La revue Le laboratoire Les salons L'oeuvre Les plumes

 

 

La Pythone et le Dragon

Écrit/créé en résonance par Julien Hommage et Julya, "la Pythone et le Dragon" propose à chaque livraison des diptyques féroces, dans lesquels l’érotisme et la domination n’étouffent ni l’idéal ni la réalité des personnes qui le vivent. L’écho entre les deux auteurs redouble l’écriture érotique de l'un par les illustrations fantasmatiques de l’autre. Une collaboration littérotique comme nous ne savons pas y résister.

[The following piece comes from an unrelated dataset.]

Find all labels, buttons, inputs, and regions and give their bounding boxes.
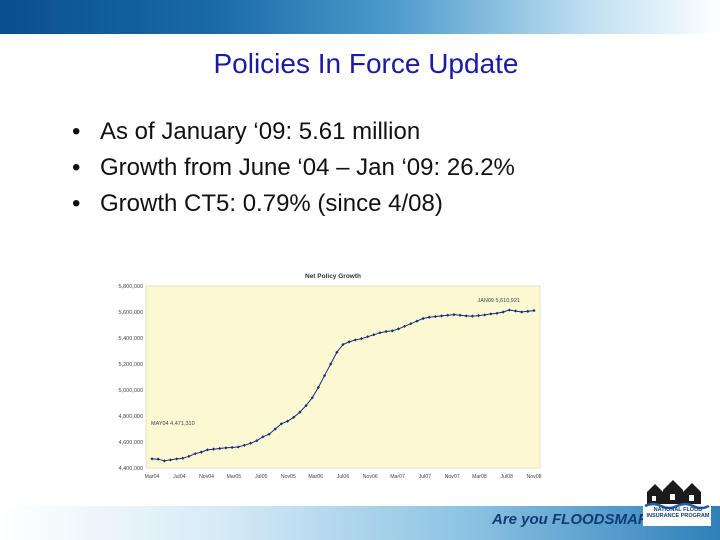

Le Dragon est pris dans les filets de la Pythone, l’échange de pouvoir se poursuit...

 

Diptyque 7

Dans le cabaret bruissant de monde, Estrella en latex rouge était encore couverte de sueur salée. Assise à côté de la Pythone, une jambe chevauchant celle de la Maîtresse de cet antre, elle diffusait un parfum âcre et douceâtre mêlé. Personne n’avait trouvé à redire à cet affichage, ce n’était pas un lieu où s’étonner des rapports noués ou dénoués et même le glissement rapide du Dragon, du pouvoir au servage, la prise des rênes par celle qui, il y a un an, ne semblait qu’un dévolu de passage, était acceptée puisque cela était.

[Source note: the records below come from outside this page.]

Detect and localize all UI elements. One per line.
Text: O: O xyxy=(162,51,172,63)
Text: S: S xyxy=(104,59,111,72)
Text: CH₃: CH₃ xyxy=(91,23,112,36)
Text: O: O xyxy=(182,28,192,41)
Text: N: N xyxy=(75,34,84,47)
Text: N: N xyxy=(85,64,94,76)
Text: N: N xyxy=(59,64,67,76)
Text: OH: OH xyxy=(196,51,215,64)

Le pouvoir était maintenant aux mains de la femme aux réticules indéchiffrables, puisqu’elle était devenue la propriétaire du possédant, et sur la domination qu’elle exerçait sur lui, personne n’avait aucun doute. Chaque semaine le ramenait deux nuits sur scène, pour le faire humilier et battre par Lula ou l’une de ses doublures, la chorégraphe décidant souverainement de celle qui chaque soir dominerait les deux corps mâles cagoulés et anonymes. Le second danseur changeait, le premier jamais. Pas une fille de la troupe ne manquait au nombre de celles qui, dans des chorégraphies un peu modifiées chaque nuit, avaient posé ses semelles sur le corps du Dragon. Pendant les répétitions, obéissant à des desseins qu’elle taisait, la Pythone exigeait que l’ancien maître soit visage et buste nu. Elle exposait ainsi le corps marqué par les coups, faisait publicité des ravages qu’en public ou en privé il subissait, mais plus encore elle habituait les danseuses à le voir comme un soumis, à observer son visage grimacer sous la pression de leur pied. Le Dragon ne pouvait plus dans les coulisses du club soutenir un regard sans se souvenir que quelques jours plus tôt ou plus tard, ce même visage l’avait dominé ou le dominerait, que la fille qu’il croisait tordrait son corps d’un coup de genoux, le traînerait à terre par les cheveux, et les danseuses savaient qu’elles n’auraient alors qu’un geste à accentuer un peu plus pour le punir, si elles le voulaient, du moindre irrespect. Elles l’en considéraient avec plus d’arrogance.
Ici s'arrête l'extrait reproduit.